Edremit Çevre Derneği, Akçay Sulak Alanı konusunun açığa kavuşturulmasını talep ederek, Balıkesir Mahalli Sulak Alan Komisyonu toplantısı üzerinden bir sene geçmesine rağmen konunun neden hala geciktirildiğini sordu.

Yapılan yazılı açıklamada, “Bizler vatandaş olarak, kamu kurum ve kuruluşları ile yerel yönetimlerin eşgüdüm içinde, hızlı ve etkili çalışmalarını arzu ediyoruz. Çünkü, ancak bu sayede hem birikmiş sorunlarımızın çözüme kavuşabileceğini, hem de yeterli ve doğru zamanda hizmet alınabileceğini biliyoruz. Hukuk da çok ağır işlediği için, bizlerin duyarlı olduğu pek çok soruna ilişkin uzun süredir hiç bir ilerleme olmuyor ne yazık ki. Edremit’te hastane, ulaşım, arıtma tesisleri ve kanalizasyon hatları, vahşi çöp depolama alanlarının rehabilitasyonu, derelerin kirlilikten kurtarılması, deniz temizliğinin sağlanması gibi konular hep gecikiyor.

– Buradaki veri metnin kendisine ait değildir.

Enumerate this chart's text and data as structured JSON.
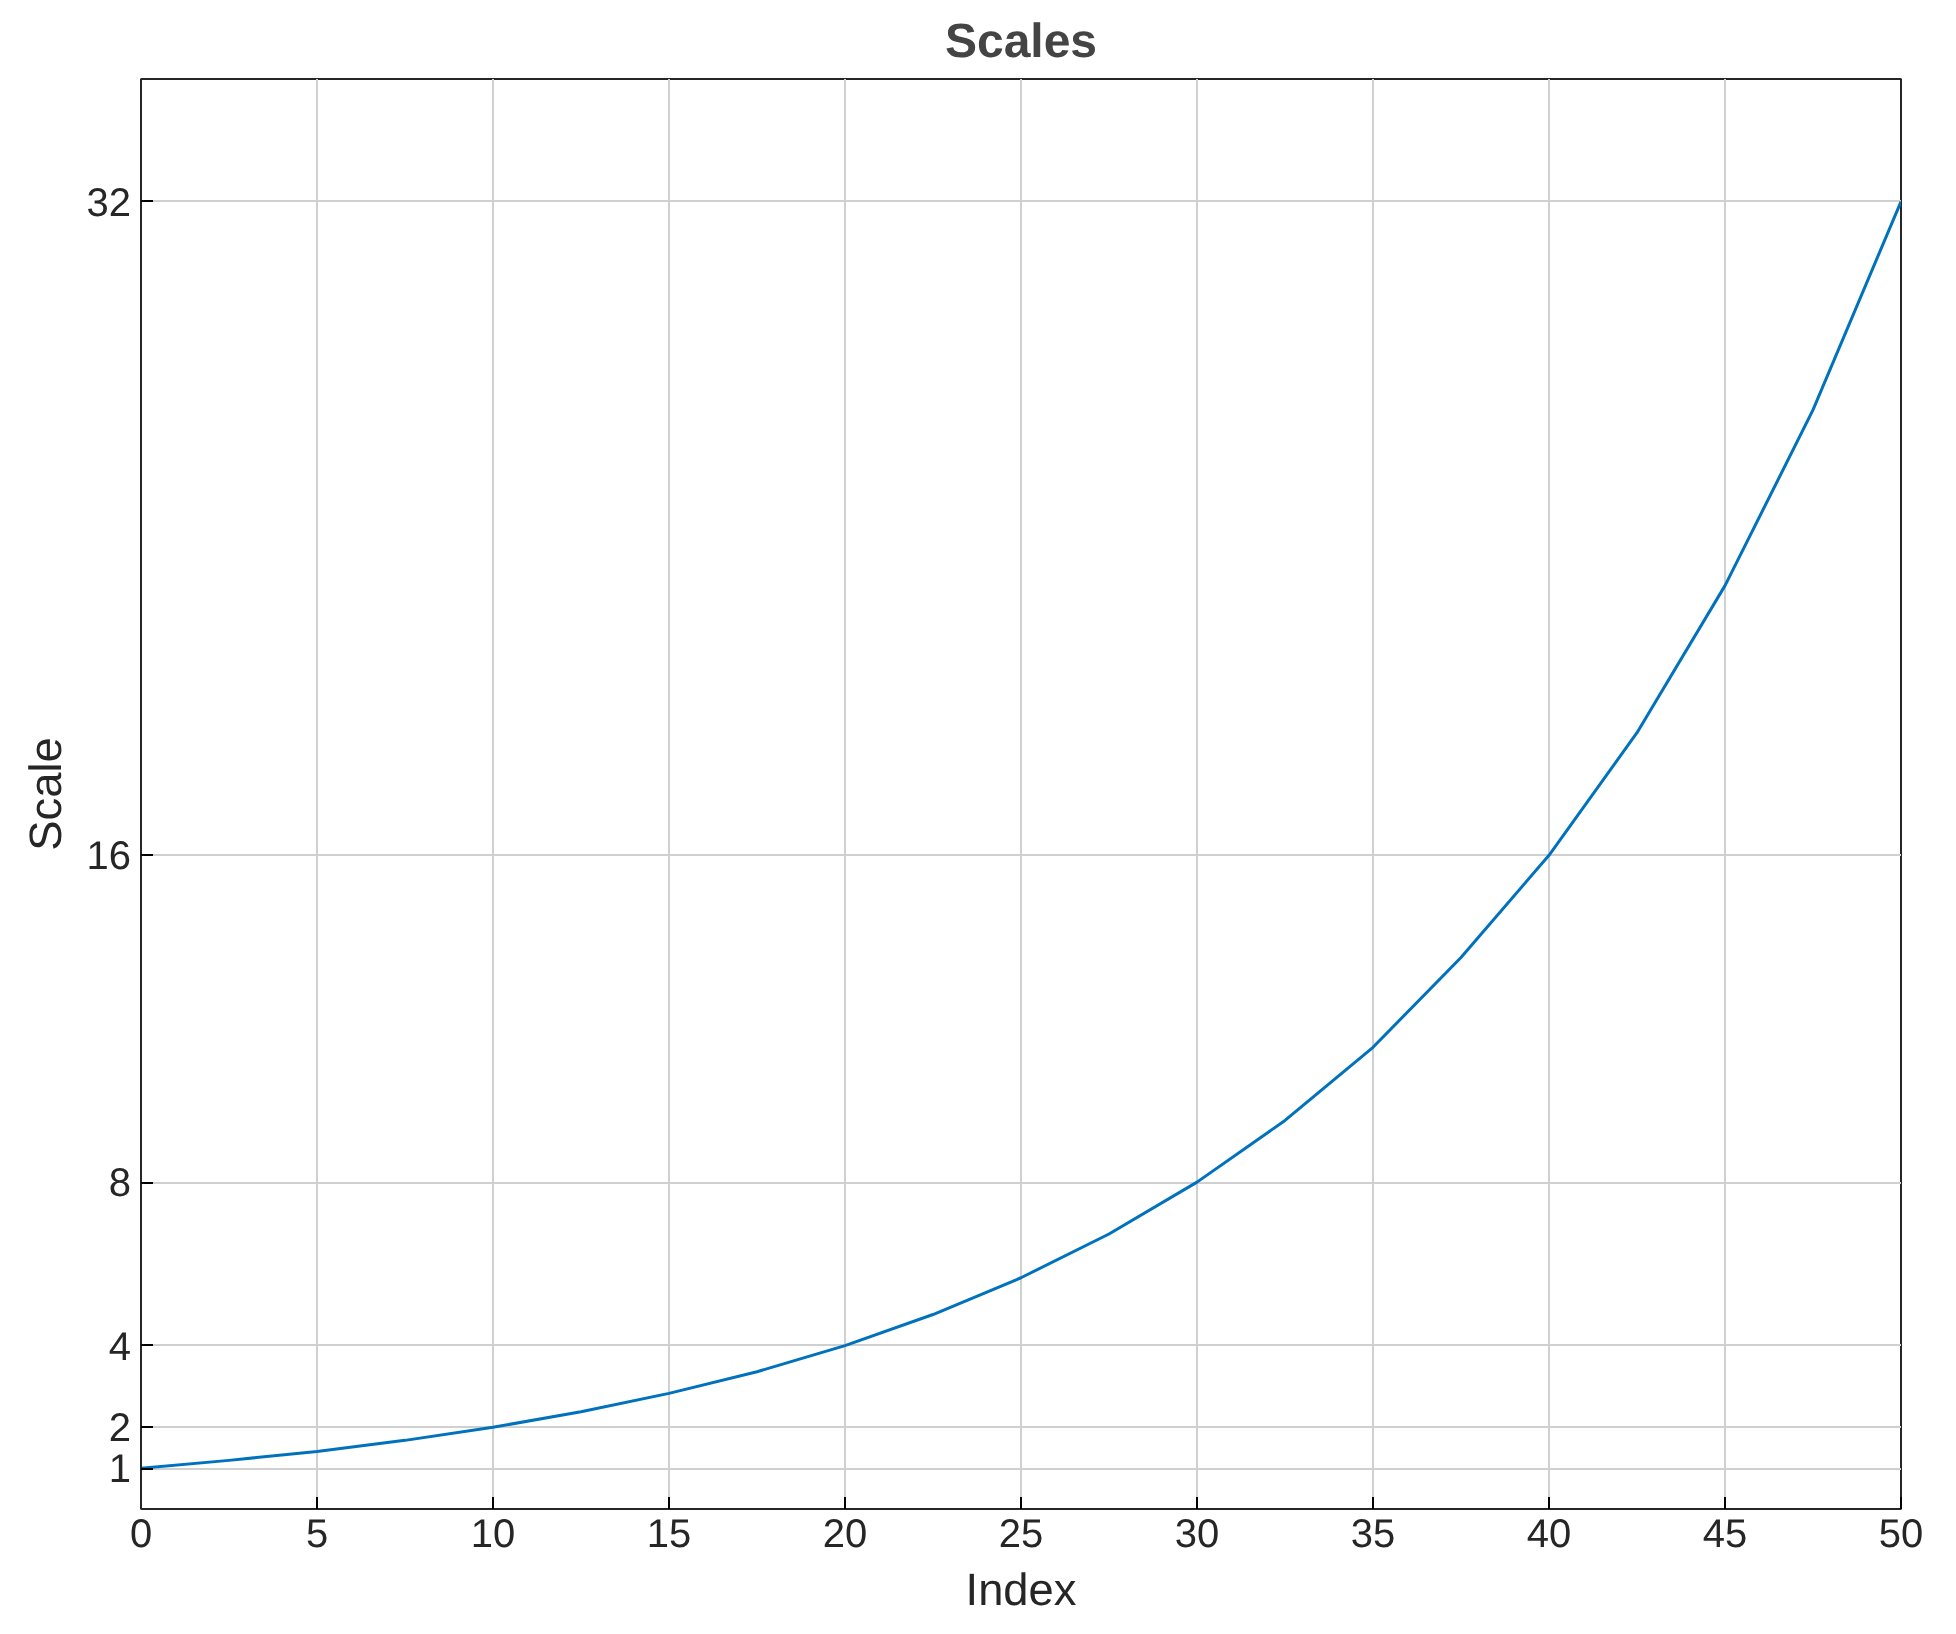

Oysa temiz ve huzurlu bir yaşam için, doğru ve zamanında alınan kararlara ihtiyaç duyuyoruz. Kamusal çıkarları öne alan, çözüm odaklı çalışan kamu görevlileri ve yerel yönetimler istiyoruz. Ancak, sanki Edremit’in her türlü sorunu halledilmiş gibi, bazı kurumlar ve yerel yönetimler Dalyan’da çeşitli imar işlerine çok daha fazla ilgi gösteriyorlar. OSB girişimi, gündemdeki imar plan değişiklikleri, yazlık site inşası için verilen ruhsatlar ve farklı SİT alanlarının ilanı ile Dalyan bölgesi hep gündemde. Bu da anlaşılabilir belki ama nedense oradaki Akçay Sulak Alanı’nın sınırlarının belirlenmesi ve kayda alınması ise, sürekli olarak ihmal ediliyor. Halbuki önce bu sulak alan belirlense ve halihazır haritalara işlense, sonra diğer işlere karar verilse, hem daha anlamlı ve doğru kararlar alınacak, hem de pek çok anlaşmazlık ve hukuki davaya gerek bile kalmayacaktır.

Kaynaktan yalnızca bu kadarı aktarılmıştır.